Service Client begins to provide Java-based client libraries that provide access to basic data. There comes a time when you need to scale the service, involving the EVCashe Client, because a service with an expanded database does not cope well with the client load. EVCache is a distributed memory caching solution based on memcached & spymemcached, integrated with the Netflix OSS and AWS EC2 infrastructures. After connecting the EVCashe client, you will need to do the orchestration, so that if this repository fails, you can contact the Service Client, which will call the database and return the answer back. At the same time, you must make sure that EVCashe is filled in such a way that the next time you access it after a few milliseconds, everything will be in order.

This client library is embedded in a client application that uses a microservice, which is a complete set of technologies and complex configurations. This is not a simple stateless structure that is easy to manage, but a complex complex structure.
So, having examined the basics of the architecture of microservices, let’s move on to the problems that we have encountered over the past 7 years and their solutions. I love “unhealthy” food and I like this picture because I think that in many cases the problems and their solutions should be related to our habits, in our case, how we approach microservices. Therefore, in many cases, our goal is to “organize a healthy diet and consume as many vegetables as possible.”
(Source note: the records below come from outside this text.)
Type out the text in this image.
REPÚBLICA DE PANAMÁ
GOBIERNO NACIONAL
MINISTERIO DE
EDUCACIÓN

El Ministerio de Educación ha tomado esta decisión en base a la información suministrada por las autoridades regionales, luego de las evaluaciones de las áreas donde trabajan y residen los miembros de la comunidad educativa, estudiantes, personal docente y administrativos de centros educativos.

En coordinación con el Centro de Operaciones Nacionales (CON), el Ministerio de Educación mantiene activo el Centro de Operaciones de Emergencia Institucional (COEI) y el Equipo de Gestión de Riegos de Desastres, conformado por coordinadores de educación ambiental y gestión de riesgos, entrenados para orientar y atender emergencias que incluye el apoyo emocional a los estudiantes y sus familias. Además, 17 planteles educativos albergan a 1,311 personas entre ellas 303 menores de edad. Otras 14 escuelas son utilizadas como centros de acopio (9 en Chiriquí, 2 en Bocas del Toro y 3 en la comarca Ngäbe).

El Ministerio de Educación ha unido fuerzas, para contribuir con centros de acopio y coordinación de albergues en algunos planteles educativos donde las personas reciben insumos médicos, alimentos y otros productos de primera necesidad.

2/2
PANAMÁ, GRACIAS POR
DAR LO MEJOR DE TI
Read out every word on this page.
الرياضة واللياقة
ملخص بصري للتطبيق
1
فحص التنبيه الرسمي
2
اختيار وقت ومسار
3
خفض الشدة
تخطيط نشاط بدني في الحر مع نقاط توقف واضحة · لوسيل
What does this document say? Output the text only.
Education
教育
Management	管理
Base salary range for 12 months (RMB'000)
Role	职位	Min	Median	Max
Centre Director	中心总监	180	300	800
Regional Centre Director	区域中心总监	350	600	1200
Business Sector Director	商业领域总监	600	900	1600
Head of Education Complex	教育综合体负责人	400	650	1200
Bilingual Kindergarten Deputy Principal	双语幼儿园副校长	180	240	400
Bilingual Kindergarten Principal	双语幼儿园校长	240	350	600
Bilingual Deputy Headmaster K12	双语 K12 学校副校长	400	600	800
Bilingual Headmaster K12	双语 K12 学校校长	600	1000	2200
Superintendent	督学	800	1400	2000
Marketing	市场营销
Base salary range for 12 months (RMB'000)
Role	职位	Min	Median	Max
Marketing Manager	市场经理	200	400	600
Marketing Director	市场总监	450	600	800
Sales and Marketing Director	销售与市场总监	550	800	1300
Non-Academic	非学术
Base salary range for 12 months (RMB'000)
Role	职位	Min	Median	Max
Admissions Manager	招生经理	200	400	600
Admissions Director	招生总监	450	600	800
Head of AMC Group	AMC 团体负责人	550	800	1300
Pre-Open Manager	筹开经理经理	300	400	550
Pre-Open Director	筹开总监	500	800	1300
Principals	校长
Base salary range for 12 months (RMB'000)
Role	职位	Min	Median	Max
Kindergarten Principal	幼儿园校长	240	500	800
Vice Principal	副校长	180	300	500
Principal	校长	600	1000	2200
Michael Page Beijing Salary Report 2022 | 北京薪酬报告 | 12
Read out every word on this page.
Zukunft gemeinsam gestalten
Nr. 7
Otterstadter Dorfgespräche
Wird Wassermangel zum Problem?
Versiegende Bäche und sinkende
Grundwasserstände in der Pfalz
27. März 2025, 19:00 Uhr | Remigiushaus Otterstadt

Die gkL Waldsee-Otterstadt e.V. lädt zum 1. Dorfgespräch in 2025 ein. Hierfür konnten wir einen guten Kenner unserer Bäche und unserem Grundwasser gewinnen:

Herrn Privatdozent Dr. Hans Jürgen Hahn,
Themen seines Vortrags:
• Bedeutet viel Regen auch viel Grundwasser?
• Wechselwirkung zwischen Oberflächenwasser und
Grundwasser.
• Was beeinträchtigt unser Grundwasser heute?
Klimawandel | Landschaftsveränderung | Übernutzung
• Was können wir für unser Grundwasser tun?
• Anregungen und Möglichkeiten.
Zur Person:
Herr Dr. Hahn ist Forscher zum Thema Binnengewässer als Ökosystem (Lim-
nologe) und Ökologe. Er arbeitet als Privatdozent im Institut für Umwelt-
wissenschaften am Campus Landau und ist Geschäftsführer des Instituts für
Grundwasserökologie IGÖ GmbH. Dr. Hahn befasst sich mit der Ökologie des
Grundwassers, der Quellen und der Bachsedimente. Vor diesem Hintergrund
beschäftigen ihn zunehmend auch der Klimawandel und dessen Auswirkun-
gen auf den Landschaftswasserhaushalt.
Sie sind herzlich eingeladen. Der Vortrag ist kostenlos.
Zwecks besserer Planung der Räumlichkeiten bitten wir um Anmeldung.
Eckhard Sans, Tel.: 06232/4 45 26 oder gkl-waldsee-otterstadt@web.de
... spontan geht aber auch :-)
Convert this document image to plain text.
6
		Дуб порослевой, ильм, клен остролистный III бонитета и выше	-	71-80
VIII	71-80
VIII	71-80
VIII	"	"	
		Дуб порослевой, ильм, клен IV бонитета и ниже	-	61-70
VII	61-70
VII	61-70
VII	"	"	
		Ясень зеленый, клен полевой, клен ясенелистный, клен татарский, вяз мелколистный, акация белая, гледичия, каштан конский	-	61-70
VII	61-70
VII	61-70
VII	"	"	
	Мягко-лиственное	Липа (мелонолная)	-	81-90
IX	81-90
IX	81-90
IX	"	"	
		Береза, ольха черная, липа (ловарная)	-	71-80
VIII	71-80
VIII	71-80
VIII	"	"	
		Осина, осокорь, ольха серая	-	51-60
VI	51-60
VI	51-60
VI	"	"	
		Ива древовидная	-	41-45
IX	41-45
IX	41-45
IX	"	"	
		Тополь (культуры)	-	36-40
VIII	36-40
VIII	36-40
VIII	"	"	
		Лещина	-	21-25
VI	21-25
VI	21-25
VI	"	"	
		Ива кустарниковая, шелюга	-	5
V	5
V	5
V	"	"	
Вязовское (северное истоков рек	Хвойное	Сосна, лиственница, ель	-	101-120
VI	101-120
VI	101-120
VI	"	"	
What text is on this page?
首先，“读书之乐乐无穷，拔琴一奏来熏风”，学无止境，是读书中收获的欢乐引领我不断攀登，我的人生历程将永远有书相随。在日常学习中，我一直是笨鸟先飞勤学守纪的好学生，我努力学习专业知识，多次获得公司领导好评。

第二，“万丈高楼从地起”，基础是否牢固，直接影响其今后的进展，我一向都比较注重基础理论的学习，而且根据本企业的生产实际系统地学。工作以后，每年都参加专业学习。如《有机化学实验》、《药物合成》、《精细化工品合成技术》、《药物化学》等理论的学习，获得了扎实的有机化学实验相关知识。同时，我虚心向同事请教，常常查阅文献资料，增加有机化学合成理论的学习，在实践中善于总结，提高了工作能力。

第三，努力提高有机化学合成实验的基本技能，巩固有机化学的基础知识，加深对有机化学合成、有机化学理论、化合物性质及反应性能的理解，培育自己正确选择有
There are four areas to explore: dependencies, scaling, differences depending on your architecture, and how changes should be made. Let’s start with the dependencies and break them down into 4 use cases.

The first case is internal Intra-service requests, for example, microservice A requests to microservice B. By analogy with nerve cells and nerve conduction, everything goes fine until we have to jump through the abyss – in the case when one service calls another, there is a huge risk of failure.

This risk is caused by network delays, congestion, hardware failures. The called service may have logical errors or scaling problems. It can work very slowly and give a timeout error when called. The most terrible scenario, which was implemented more often than wanted, was when a failure of only one service during deployment led to the failure of the entire system, which caused the client to lose all contact with it. And God forbid you to deploy these erroneous changes to several regions when using a multi-regional strategy, because you simply have nowhere to retreat to restore and repair the system.